See The Related Editorial on Page 879
Portable oxygen supports chronic lung disease patients' ability to maintain an active lifestyle and participate in many of life's pleasures, thus improving quality of life. Oxygen conservation technology is among the most important developments in portable oxygen therapy in recent years. As the efficiency of oxygen delivery devices improve, these devices become smaller and more portable, thereby reducing the burden on the patient, from both an economic and physical perspective. A variety of oxygen-conserving devices, including reservoir cannulas, transtracheal catheters, and demand oxygen delivery systems (DODS), have provided the hypoxemic patient with choices and tradeoffs. The most efficient of these systems is the DODS, which delivers oxygen early in the inhalation phase, ensuring that a bolus of oxygen reaches the alveoli and avoiding the waste of oxygen that occurs with systems that deliver oxygen throughout inhalation and exhalation. DODS oxygen-use efficiency ranges from 2-fold to 7-fold better than continuous-flow oxygen delivery. That is, DODS can achieve the same oxygen saturation levels as continuous flow while using only one half to one seventh the oxygen.
Previous studies found DODS effective during rest, sleep, and exercise.

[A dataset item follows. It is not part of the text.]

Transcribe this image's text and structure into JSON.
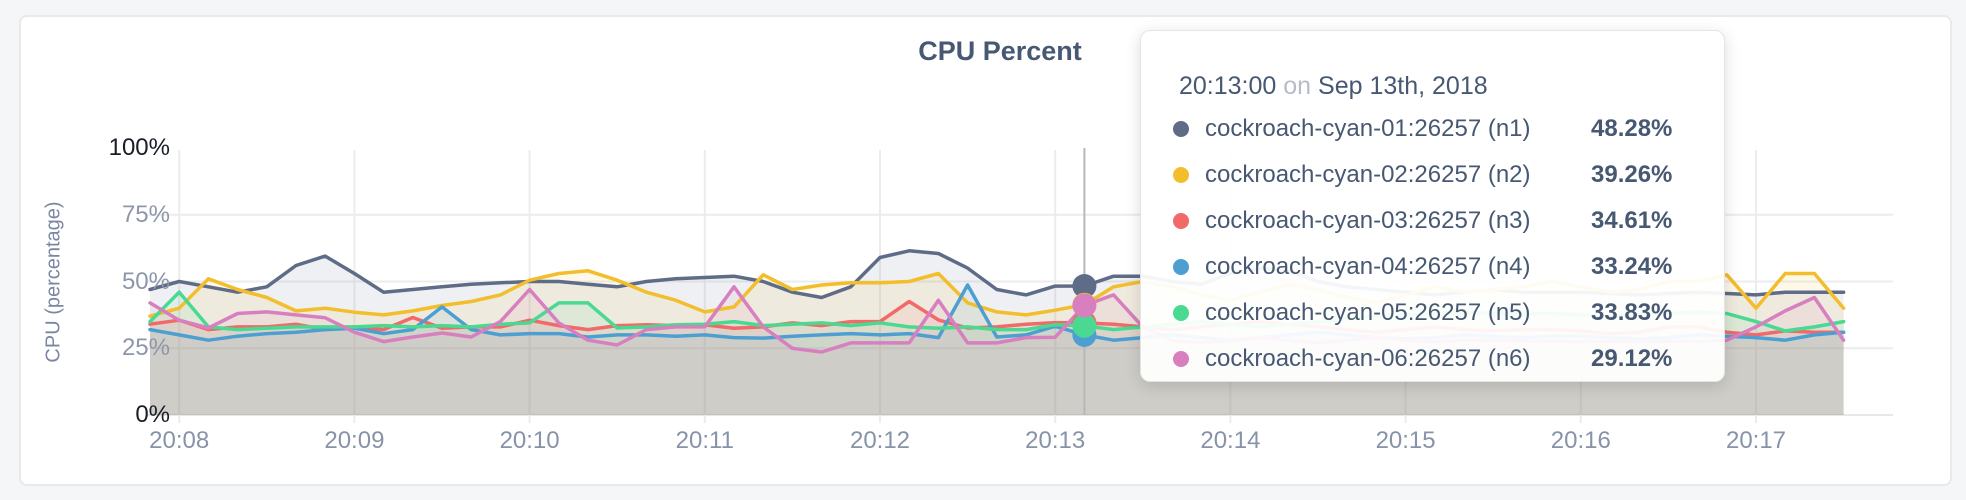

Recently, however, it became apparent that some DODS users desaturate during exercise at DODS settings that correspond to continuous flow. In other words, DODS settings equivalent to continuous flow were insufficient to achieve equivalent oxygen saturation. That difference in equivalency between rest and exercise appears to result from several physiologic and mechanical factors. In an attempt to improve on several of those factors and fully meet the oxygenation needs of patients who do not adequately saturate with existing DODS during exercise, one of the DODS models, the Oxymatic 401 (CHAD Therapeutics, Chatsworth, California), was redesigned. Specifically, the pulse volume and sensitivity to inspiratory flow were increased, the delivery waveform was modified, and higher flow settings were added, all while retaining the DODS oxygen-use efficiency advantage.
The present study was designed to investigate if those design modifications achieve adequate oxygenation in DODS patients who desaturate during exercise.